Is trust in God really enough to take you through the dark hours of the soul? When your life is ripped apart in one bolt of lightening and suddenly your light turns to darkness and your mind is reeling from a blow so severe that you can’t comprehend how different things will be, is God really enough?

This, of course, is the shocking question that penetrates the darkness whether it is the loss of a loved one, a tragedy involving the loss of your business, or something happens which you didn’t expect.

For one couple, it took the loss of their little four-year-old, killed in a tragic automobile accident that left the parents bruised but otherwise OK, but with empty arms as their little boy’s life was not spared. But in this hour of sadness, they found the comfort of Him who also lost His Son at Calvary.

When Paul wrote to the Corinthians, he talked about some of the losses he had personally sustained—bitter losses, too; yet, said Paul, “We do not lose heart.” He used a word that also described the anguish of a woman who was in childbirth and despaired of ever giving birth to the baby.

We do not lose heart, says Paul. But how do we break through the depression and gloom of trouble? Before I answer that, may I point out that more than a few of God’s choicest servants have faced dark hours? Do you remember the discouragement—I suppose we could describe it as depression—which John the Baptist faced in the darkness of prison as he asked his disciples to go to Jesus and ask, “Are you the one who should come or should we look for another?” John had baptized Jesus in the Jordan, but in Macherus Prison he was troubled and depressed.

Charles Haddon Spurgeon, described as the Prince of Preachers, fought depression for most of His life, sometimes so troubled that it was difficult for him to function.

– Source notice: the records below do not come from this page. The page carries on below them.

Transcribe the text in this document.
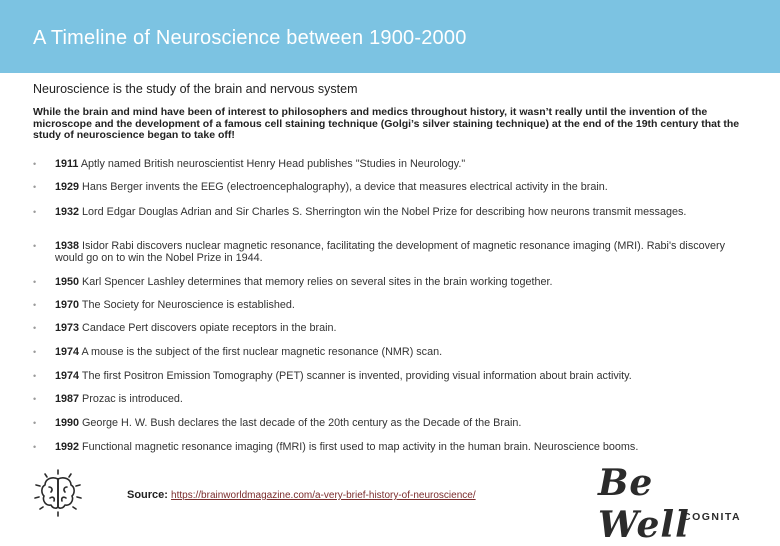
A Timeline of Neuroscience between 1900-2000

Neuroscience is the study of the brain and nervous system

While the brain and mind have been of interest to philosophers and medics throughout history, it wasn’t really until the invention of the microscope and the development of a famous cell staining technique (Golgi’s silver staining technique) at the end of the 19th century that the study of neuroscience began to take off!

•	1911 Aptly named British neuroscientist Henry Head publishes "Studies in Neurology."
•	1929 Hans Berger invents the EEG (electroencephalography), a device that measures electrical activity in the brain.
•	1932 Lord Edgar Douglas Adrian and Sir Charles S. Sherrington win the Nobel Prize for describing how neurons transmit messages.
•	1938 Isidor Rabi discovers nuclear magnetic resonance, facilitating the development of magnetic resonance imaging (MRI). Rabi's discovery would go on to win the Nobel Prize in 1944.
•	1950 Karl Spencer Lashley determines that memory relies on several sites in the brain working together.
•	1970 The Society for Neuroscience is established.
•	1973 Candace Pert discovers opiate receptors in the brain.
•	1974 A mouse is the subject of the first nuclear magnetic resonance (NMR) scan.
•	1974 The first Positron Emission Tomography (PET) scanner is invented, providing visual information about brain activity.
•	1987 Prozac is introduced.
•	1990 George H. W. Bush declares the last decade of the 20th century as the Decade of the Brain.
•	1992 Functional magnetic resonance imaging (fMRI) is first used to map activity in the human brain. Neuroscience booms.
Source: https://brainworldmagazine.com/a-very-brief-history-of-neuroscience/	Be Well
COGNITA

Are we to suggest that this man was not really so spiritual after all? Not for a moment.

The issue is not so much as to whether you or circumstances win but how you fight the battle and whose side you are on. Far better to be on the side of right and God, which will ultimately triumph, than to be on the side which wins but will ultimately fail.

Take time to turn to Hebrews 11 and read the stories of men and women who were even certified by God to be men and women of faith, yet even these faced the lions and fought battles which they lost, at least momentarily. The writer of Hebrews describes some of these choice servants of God, saying, “Some faced jeers and flogging, while still others were chained and put in prison. They were stoned; they were sawed in two; they were put to death by the sword. They went about in sheepskins and goatskins, destitute, persecuted and mistreated–the world was not worthy of them. They wandered in deserts and mountains, and in caves and holes in the ground.

These were all commended for their faith, yet none of them received what had been promised. God had planned something better for us so that only together with us would they be made perfect” (Hebrews 11:36-40).

When you are tempted to give up, to feel sorry for yourself, remind yourself that you will eventually triumph through God’s grace and help, so stay focused and keep trusting Him. Hold on to His promises and realize God will eventually see you through the dark valley, the one where God’s choicest servants have walked.

As David said, “Even though I walk through the valley of the shadow of death, I will fear no evil, for you are with me; your rod and your staff, they comfort me” (Psalm 23:4).